Расшатанная репрессиями и угодничеством, перетекая в наемную рабочую силу и чиновничество, в годы развитого социализма интеллигенция действительно стала тем, что ей навязывалось отцом народов — она действительно стала «прослойкой», как-то схоронилась между классами начальства и народа. Интеллигент так долго играл в прятки с властью, что спрятался навсегда. Невозможно представить, что творчество интеллигенции тех лет связано с иным чувством, нежели изобразить ужас (и вместе с тем безальтернативность) бытия в-шкафу-сидящего человека. Так же трудно представить, что персонаж Высоцкого сможет спрятаться — для этого он слишком жив, слишком реален. Любопытно, что всю жизнь Кабаков старался набрать как можно больше реалий, чтобы представить энциклопедию советской жизни, но написал лишь одну главу — портрет советского интеллигента.
Интересно также, что Высоцкий стремился писать для интеллигенции. Ему удалось создать сотри образов разных людей — но среди них нет ни одного интеллигента. Не получилось.
4. Французская болезнь — неуязвимость
Творчество концептуализма есть история болезни, охватившей общество конца века. Отболев сталинской чумой, прогрессивная общественность охотно восприняла модную болезнь, болеть которой легко и приятно, собственно говоря, болеть этим недугом было даже модно. По аналогии с «англицким сплином», сошедшим на мыслящих помещиков XIX века, недуг конца прошлого века можно назвать «французской болезнью».

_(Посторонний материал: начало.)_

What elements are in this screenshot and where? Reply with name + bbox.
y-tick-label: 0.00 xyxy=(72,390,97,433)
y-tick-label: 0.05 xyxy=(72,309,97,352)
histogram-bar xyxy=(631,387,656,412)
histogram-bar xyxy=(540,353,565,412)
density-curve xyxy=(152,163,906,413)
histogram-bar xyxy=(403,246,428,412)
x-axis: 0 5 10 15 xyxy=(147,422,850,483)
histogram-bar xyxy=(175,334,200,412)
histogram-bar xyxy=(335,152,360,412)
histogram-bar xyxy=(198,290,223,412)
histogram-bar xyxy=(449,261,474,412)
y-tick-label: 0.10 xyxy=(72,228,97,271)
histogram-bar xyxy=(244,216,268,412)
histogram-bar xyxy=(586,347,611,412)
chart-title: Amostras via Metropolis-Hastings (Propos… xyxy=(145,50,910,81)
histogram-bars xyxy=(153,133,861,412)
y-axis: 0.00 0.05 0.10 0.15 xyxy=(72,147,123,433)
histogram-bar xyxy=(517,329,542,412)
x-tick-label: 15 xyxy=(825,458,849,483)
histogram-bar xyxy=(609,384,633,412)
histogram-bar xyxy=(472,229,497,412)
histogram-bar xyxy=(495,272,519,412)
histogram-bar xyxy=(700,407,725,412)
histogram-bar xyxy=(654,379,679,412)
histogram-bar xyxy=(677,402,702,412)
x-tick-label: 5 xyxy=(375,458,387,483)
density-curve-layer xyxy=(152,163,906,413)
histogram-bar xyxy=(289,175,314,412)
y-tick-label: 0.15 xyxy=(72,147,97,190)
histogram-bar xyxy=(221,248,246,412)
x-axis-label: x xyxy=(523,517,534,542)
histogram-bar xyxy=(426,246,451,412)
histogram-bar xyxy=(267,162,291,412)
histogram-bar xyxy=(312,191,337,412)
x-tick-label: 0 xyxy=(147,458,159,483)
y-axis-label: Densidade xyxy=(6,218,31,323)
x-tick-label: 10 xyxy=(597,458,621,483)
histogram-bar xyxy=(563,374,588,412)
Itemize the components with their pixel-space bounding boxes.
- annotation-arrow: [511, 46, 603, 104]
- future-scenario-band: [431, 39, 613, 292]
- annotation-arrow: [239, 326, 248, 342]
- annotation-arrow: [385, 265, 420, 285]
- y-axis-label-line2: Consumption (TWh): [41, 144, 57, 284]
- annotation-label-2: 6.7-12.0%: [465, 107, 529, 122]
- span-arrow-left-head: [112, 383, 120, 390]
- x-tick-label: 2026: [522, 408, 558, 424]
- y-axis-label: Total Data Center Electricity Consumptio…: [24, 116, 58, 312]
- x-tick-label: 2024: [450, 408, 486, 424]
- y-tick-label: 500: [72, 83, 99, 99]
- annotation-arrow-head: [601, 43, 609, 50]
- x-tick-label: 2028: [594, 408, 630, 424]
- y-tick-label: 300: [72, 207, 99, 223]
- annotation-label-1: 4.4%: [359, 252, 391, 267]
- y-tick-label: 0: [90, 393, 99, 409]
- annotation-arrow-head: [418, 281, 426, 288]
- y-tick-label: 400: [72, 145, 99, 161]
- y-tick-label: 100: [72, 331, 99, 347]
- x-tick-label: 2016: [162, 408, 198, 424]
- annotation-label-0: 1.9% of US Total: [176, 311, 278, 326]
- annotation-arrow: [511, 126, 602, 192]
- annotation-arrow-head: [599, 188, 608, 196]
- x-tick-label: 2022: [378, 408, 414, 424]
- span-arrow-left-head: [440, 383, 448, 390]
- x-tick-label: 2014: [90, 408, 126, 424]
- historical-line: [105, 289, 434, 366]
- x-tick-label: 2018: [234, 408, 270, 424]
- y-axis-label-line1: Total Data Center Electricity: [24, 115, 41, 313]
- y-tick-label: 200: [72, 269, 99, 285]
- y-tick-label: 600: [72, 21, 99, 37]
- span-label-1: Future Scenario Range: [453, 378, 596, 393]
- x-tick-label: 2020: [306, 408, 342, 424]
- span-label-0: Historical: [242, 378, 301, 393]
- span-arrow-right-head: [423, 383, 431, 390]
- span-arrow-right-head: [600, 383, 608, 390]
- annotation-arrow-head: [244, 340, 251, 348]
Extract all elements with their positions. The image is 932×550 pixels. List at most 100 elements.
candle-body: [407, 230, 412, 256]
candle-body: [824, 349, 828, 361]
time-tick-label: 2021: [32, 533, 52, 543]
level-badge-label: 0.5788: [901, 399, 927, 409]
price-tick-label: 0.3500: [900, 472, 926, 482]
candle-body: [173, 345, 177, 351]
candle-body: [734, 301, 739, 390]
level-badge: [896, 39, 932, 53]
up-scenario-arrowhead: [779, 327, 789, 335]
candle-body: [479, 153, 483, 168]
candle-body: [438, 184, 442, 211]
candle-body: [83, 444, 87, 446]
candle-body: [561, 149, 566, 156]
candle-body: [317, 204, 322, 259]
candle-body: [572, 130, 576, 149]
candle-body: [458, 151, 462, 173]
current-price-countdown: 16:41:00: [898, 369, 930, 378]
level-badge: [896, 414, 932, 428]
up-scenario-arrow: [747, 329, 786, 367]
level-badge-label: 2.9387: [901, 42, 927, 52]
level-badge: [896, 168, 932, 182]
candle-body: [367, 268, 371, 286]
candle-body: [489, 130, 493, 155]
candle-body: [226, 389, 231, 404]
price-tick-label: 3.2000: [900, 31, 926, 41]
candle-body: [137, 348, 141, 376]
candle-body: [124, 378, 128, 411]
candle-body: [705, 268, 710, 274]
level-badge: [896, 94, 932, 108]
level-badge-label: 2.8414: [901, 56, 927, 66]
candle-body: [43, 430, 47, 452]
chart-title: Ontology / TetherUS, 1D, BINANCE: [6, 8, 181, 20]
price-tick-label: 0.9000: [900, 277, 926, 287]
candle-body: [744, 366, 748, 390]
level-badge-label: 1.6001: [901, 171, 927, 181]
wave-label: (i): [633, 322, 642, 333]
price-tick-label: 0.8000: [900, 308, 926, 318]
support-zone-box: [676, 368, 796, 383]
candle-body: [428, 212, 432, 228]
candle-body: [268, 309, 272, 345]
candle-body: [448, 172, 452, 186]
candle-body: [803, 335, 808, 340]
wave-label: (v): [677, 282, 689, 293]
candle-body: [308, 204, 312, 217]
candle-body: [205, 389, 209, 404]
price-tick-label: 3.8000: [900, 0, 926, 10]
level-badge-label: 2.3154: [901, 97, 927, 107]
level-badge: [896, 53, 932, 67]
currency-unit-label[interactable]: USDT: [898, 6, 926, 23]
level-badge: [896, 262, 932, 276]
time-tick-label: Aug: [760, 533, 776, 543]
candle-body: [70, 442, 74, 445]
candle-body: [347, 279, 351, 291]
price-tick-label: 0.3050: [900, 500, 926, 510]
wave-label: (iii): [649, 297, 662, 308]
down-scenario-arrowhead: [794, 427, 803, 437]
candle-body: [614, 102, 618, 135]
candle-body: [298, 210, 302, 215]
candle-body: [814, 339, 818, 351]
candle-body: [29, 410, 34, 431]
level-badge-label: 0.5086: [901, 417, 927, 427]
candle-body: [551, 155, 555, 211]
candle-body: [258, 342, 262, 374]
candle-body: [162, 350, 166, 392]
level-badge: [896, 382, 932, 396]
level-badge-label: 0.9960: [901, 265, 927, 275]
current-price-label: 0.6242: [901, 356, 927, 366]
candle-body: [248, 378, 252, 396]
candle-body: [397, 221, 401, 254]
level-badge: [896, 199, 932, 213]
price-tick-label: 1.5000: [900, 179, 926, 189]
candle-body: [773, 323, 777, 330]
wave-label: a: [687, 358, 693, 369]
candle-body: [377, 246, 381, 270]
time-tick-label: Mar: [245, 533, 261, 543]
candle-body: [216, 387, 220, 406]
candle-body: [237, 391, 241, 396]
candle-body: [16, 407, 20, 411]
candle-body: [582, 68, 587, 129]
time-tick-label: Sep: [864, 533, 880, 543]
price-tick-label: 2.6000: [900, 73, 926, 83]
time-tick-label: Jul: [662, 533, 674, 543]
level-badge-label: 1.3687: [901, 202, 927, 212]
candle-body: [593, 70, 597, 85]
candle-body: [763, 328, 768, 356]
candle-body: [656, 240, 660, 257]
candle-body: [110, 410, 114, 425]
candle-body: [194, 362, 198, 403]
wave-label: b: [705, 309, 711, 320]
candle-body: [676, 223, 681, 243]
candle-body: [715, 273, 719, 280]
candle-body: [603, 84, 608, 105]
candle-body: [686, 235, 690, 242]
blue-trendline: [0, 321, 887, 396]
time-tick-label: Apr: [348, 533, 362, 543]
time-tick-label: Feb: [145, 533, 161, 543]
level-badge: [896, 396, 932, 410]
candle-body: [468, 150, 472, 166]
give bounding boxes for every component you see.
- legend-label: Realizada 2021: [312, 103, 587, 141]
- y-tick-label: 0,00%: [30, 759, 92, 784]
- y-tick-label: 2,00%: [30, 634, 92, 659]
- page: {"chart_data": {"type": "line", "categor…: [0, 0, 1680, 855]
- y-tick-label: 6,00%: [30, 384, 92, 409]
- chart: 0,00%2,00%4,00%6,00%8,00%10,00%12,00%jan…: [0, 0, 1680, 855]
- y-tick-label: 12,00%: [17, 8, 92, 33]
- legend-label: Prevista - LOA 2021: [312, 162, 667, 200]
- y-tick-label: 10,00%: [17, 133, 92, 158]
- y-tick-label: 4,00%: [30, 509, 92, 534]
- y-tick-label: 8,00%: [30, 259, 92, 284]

Сформулированная французскими философами теория постмодернизма пришлась кстати к уже сформировавшейся позиции советского интеллигента. Те, что в начале 70-х читали Артура Хейли в поисках красивой жизни, стали читать Дерриду в поисках красивой мысли.
В конце века в европейской мысли (преимущественно французской: Деррида, Бодрияр, Делёз) возникло направление, отрицающее конечность суждения и, напротив, утверждающее бесконечность деструкции любого утверждения. Философии как таковой в прежнем, скучном значении слова, то есть своей картины мира, направление не создало, это противоречило бы его собственным установкам: ведь любое построение есть конструкция, и в этом смысле конечно. Задача была иной: создать неуязвимую систему взглядов, создать систему безопасности для личности, оборону от любой тотальной теории. Надо было так расположить зеркала анализа, чтобы любая теория дробилась и множилась до бесконечности. Считалось, что таким образом сохраняется то главное, что требуется сохранить в этом бренном мире, — свободная личность.